Conséquences mondiales : Restructuration des chaînes d’approvisionnement et affaiblissement de l’OMC
Il faut considérer que cette compétition polarise le commerce mondial. Les chaînes d’approvisionnement se déplacent de la Chine vers l’ASEAN, comme en témoigne une augmentation de 30 % des investissements directs étrangers au Vietnam. Cependant, les coûts ont augmenté, avec une inflation mondiale de 1 à 2 % et une croissance économique inférieure de 0,5 %. Parallèlement, l’Organisation mondiale du commerce (OMC) s’est affaiblie, tandis que les blocs régionaux (RCEP contre CPTPP) sont devenus des pôles dominants. La Chine occupe déjà la première position, avec une part de 14 % du commerce mondial, contre 11 % pour les États-Unis.
Scénarios futurs : De l’escalade de la guerre commerciale au compromis limité
Scénario 1 : Escalade de la guerre commerciale (probabilité de 40 %) : Si la réunion Trump–Xi au sommet de l’APEC en Corée du Sud (jeudi) échoue, les tarifs pourraient atteindre 200 %. La Chine répondrait par des contre-sanctions et la BRI. L’ASEAN serait le principal perdant, subissant une croissance inférieure de 1 % et une inflation de 3 %. Les chaînes d’approvisionnement deviendraient complètement polarisées, avec “Chine +1” contre “Amérique + amis”.
Scénario 2 : Compromis limité (probabilité de 35 %) : Le Wall Street Journal rapporte que les États-Unis pourraient réduire les tarifs en échange d’un contrôle sur le fentanyl et les achats de soja. Bloomberg prévoit que cette détente limiterait l’impact des tarifs, avec une croissance économique américaine de +0,5 % et celle de la Chine de +1 %. Dans ce cas, l’ASEAN sortirait gagnante, avec une croissance du commerce de +10 %.
Scénario 3 : Victoire de la stratégie d’équilibrage intelligent avec l’ASEAN (probabilité de 20 %) : L’ASEAN, en tirant parti de sa centralité, équilibre les deux parties. Le RCEP et la nouvelle version du CAFTA garantissent une croissance économique régionale de 7 %. Trump concurrence pour les minéraux, Xi pour les marchés.
Scénario 4 : Découplage complet (probabilité de 5 %) : Dans ce cas, deux économies parallèles se formeraient, entraînant une perte de 5 % du PIB mondial d’ici 2030.
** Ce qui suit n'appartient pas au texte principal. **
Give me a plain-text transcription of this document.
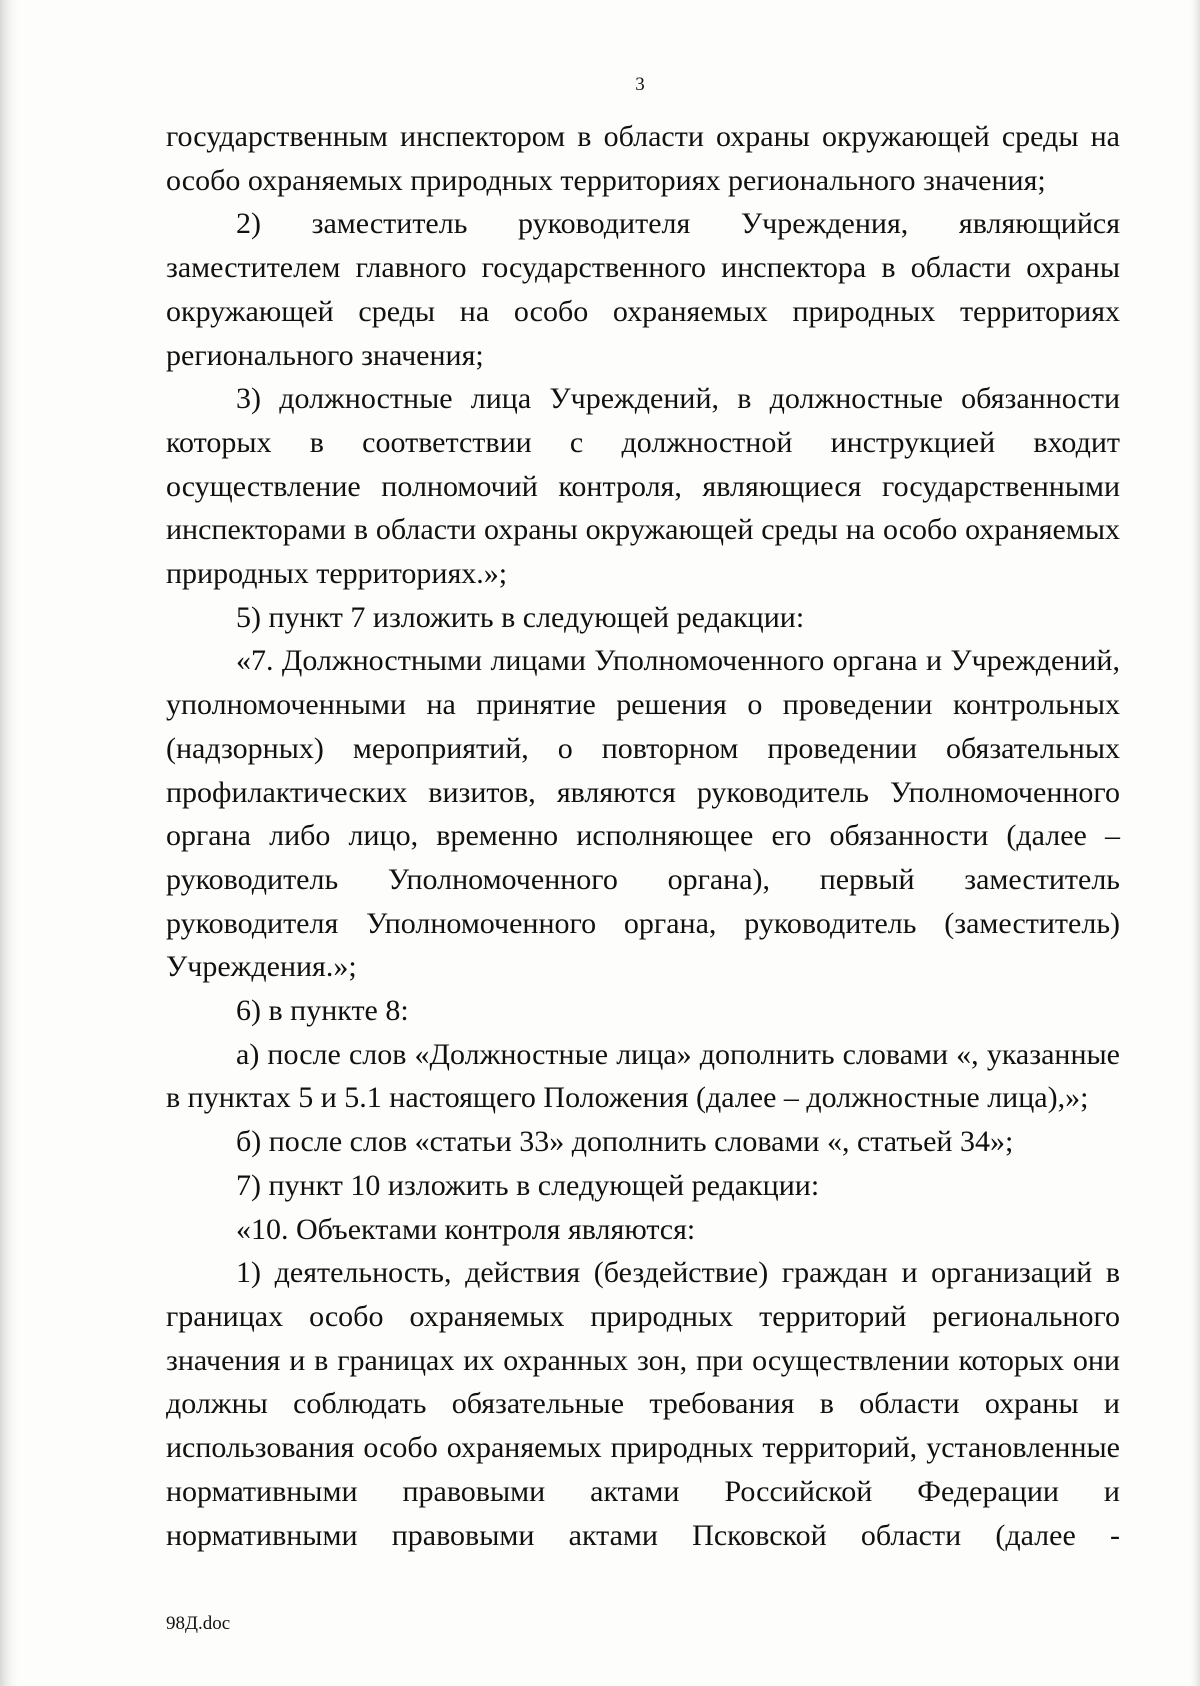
3

государственным инспектором в области охраны окружающей среды на особо охраняемых природных территориях регионального значения;

2) заместитель руководителя Учреждения, являющийся заместителем главного государственного инспектора в области охраны окружающей среды на особо охраняемых природных территориях регионального значения;

3) должностные лица Учреждений, в должностные обязанности которых в соответствии с должностной инструкцией входит осуществление полномочий контроля, являющиеся государственными инспекторами в области охраны окружающей среды на особо охраняемых природных территориях.»;

5) пункт 7 изложить в следующей редакции:

«7. Должностными лицами Уполномоченного органа и Учреждений, уполномоченными на принятие решения о проведении контрольных (надзорных) мероприятий, о повторном проведении обязательных профилактических визитов, являются руководитель Уполномоченного органа либо лицо, временно исполняющее его обязанности (далее – руководитель Уполномоченного органа), первый заместитель руководителя Уполномоченного органа, руководитель (заместитель) Учреждения.»;

6) в пункте 8:

а) после слов «Должностные лица» дополнить словами «, указанные в пунктах 5 и 5.1 настоящего Положения (далее – должностные лица),»;

б) после слов «статьи 33» дополнить словами «, статьей 34»;

7) пункт 10 изложить в следующей редакции:

«10. Объектами контроля являются:

1) деятельность, действия (бездействие) граждан и организаций в границах особо охраняемых природных территорий регионального значения и в границах их охранных зон, при осуществлении которых они должны соблюдать обязательные требования в области охраны и использования особо охраняемых природных территорий, установленные нормативными правовыми актами Российской Федерации и нормативными правовыми актами Псковской области (далее -

98Д.doc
Conclusion : Un monde multipolaire émergent
La compétition Chine–États-Unis a transformé le commerce, autrefois domaine du libéralisme, en enjeu stratégique. La Chine est en avance en matière d’ouverture et d’influence, mais Trump pourrait inverser cette tendance en s’appuyant sur les tarifs. L’ASEAN est la clé de cette compétition, et un équilibrage intelligent des relations constitue le scénario optimal. Les dirigeants mondiaux devraient privilégier la coopération verte et numérique plutôt qu’un jeu à somme nulle. La réunion de l’APEC sera un tournant, et les marchés mondiaux attendent ce développement.